Because of the severity of the nausea, the Urgent Care doctor sent me for an ultrasound, to rule out molar pregnancy or multiples. I had the feeling things were fine, but it was a little nerve wracking since it brought to mind the series of inconclusive early ultrasounds I had when pregnant with AJ.  I went in today and was lucky to have a very nice, very skilled tech. She saw one sac, ruling out molar (huge sigh of relief). Nothing else showed up externally, so we did internal. She took quite a long time looking at things, so I nervously amused myself by checking out her facial expressions every few minutes.

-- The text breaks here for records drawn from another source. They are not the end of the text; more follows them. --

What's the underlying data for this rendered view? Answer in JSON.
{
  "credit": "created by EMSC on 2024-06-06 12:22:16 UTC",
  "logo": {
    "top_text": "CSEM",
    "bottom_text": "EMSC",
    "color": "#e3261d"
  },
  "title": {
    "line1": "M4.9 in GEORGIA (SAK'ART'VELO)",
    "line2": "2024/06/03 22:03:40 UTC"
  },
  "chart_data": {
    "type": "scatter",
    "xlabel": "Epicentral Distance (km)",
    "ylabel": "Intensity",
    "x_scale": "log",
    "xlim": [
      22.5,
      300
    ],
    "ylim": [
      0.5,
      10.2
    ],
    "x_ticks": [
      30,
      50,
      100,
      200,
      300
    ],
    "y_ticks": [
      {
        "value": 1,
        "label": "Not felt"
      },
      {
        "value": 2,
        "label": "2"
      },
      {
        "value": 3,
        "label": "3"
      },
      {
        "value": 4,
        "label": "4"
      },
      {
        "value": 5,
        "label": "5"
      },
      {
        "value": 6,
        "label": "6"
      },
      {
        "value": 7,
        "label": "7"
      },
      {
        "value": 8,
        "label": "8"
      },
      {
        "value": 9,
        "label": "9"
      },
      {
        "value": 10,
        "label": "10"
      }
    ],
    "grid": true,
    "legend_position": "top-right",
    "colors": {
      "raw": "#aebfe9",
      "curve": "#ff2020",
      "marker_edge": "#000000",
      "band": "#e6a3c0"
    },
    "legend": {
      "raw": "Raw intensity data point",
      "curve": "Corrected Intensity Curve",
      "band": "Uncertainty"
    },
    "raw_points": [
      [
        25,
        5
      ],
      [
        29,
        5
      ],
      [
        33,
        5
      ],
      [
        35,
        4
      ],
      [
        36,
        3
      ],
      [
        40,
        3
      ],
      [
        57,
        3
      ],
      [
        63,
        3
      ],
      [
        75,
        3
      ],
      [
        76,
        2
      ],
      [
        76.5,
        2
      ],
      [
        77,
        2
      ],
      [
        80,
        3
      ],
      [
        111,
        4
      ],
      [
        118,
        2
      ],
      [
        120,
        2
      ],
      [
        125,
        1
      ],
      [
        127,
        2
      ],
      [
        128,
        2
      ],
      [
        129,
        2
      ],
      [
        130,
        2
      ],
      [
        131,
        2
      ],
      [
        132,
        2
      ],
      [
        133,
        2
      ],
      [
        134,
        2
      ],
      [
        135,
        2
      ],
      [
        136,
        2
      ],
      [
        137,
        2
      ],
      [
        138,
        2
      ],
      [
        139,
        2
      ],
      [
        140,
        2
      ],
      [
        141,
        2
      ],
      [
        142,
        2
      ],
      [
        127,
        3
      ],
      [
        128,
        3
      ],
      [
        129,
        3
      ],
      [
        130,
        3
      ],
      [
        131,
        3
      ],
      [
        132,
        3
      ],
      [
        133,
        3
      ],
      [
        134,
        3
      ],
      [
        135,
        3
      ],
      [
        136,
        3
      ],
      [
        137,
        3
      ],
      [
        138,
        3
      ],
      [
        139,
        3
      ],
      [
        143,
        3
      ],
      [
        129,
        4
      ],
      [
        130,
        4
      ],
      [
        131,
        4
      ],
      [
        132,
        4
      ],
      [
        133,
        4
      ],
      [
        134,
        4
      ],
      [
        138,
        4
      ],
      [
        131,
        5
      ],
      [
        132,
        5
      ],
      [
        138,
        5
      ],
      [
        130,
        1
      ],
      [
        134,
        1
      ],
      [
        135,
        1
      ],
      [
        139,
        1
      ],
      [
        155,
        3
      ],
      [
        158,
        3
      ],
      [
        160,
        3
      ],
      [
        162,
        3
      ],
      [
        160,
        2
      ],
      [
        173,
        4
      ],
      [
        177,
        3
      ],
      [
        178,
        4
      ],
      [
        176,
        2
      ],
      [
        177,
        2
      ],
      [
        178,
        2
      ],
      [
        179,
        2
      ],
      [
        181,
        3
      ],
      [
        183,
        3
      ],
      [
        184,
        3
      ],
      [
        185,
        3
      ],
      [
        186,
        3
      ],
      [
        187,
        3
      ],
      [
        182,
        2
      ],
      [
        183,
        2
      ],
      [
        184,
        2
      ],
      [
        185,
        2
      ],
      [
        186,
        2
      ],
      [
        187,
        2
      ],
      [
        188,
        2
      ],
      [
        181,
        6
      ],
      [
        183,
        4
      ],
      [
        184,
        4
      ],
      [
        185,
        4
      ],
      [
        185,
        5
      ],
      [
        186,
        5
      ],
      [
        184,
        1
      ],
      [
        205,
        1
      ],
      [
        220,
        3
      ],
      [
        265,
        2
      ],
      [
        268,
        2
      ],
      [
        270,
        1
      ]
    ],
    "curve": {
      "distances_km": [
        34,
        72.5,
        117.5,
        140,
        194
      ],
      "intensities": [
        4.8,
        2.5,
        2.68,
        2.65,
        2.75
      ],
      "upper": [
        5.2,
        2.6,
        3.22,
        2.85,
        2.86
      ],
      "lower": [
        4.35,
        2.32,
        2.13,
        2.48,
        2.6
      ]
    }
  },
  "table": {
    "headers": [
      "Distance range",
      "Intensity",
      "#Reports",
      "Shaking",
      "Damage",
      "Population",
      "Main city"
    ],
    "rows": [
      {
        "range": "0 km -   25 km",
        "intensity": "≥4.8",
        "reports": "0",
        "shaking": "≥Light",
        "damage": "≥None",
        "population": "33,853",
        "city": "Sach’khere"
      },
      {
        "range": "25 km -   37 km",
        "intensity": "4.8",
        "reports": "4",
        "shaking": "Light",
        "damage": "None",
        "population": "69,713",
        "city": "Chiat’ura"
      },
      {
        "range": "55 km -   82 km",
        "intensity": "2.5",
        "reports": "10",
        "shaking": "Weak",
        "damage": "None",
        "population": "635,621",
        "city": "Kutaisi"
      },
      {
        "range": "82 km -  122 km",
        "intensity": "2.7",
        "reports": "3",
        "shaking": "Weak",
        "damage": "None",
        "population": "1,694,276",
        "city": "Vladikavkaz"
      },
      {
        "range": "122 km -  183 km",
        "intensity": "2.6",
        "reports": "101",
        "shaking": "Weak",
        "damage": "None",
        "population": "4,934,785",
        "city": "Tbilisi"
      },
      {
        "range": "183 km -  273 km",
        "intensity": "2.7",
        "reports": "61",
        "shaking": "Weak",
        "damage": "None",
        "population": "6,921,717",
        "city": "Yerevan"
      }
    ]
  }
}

She looked relaxed, focused and intrigued, so I chose not to ask questions.

Eventually, she turned the screen toward me.  One the screen she showed me a sac, a tiny fetal pole inside, and - wonders! - a little flicker of a heartbeat. The image was very clear and I could see everything she pointed out. She said it was challenging to measure the heartbeat but she recorded it twice at 120bpm. There was definitely only one embryo, no twins. This is a relief since if I was going to have twins, I'm pretty sure they would be identical. I cannot imagine myself ovulating two good eggs. And identical twins are more likely to have complications. So this was good news, all around. She dated the embryo at 5 weeks, 6 days which sounds exactly right.

So, on one hand it hasn't been the greatest of weeks, but at least we got some reassurance that things are progressing well so far. I'm still crossing my fingers for a smoother run the rest of the month.